The photographer himself was professional and courteous and made not one comment on my appearance—a baseline level of decency, to be sure, but one which I was grateful to him for meeting. The college News & Media Relations Manager I work with here was delightful and supportive as per usual.
And yet I was never comfortable. I was never at ease. It took 1.5 hours and afterward, I was exhausted. I came home and had Szechuan food delivered, and eschewed writing for the evening in favor of some good, bad television. It was just like in the old days, when I still lived in the world of Events, not of Zooms, which I unlike many others find much less sapping. Not having to be a body in public has saved me so much time and energy and willpower and has thus given me, ironically, the capacity and critical distance to write about it in a sustained way for the first time in my life. Strangely, it feels good to write about something that feels so terrible.”
All of this made me reflect on my recent photoshoot with a U of G School of Fine and Music alum, Trina Koster. Sarah and I needed new work headshots so we went together and had fun with that.
And then a friend on Facebook–thanks Ray!–had more fun with Game of Thrones mood photo, bottom right, by photoshopping a sword for me. Others suggested I also needed a regal white ruffle!

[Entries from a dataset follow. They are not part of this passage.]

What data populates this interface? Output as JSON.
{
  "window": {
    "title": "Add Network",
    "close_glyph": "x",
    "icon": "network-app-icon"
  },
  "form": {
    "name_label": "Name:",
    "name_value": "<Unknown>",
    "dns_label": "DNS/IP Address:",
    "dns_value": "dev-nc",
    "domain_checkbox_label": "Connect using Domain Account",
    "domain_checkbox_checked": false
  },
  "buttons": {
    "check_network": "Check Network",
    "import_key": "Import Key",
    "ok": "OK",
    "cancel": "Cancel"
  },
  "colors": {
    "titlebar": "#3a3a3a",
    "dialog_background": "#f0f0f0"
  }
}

My advice to women in professional roles where people routinely ask you for photos is to take control of the process. Find a photographer you like and trust. Tracy, Nat, and I all recommend Ruth of Ruthless Images. I had a very good experience with Trina here in Guelph too. Relax and fine someone who’ll make it fun for you.
A friend on Facebook said that he thought his attitude to professional headshot photoshoots is different because of his experience with selfies. In an age where we take our own photos a lot and we’re used to seeing our image online, he said he now finds having his photo taken fun.
How about you? What’s your experience of being photographed?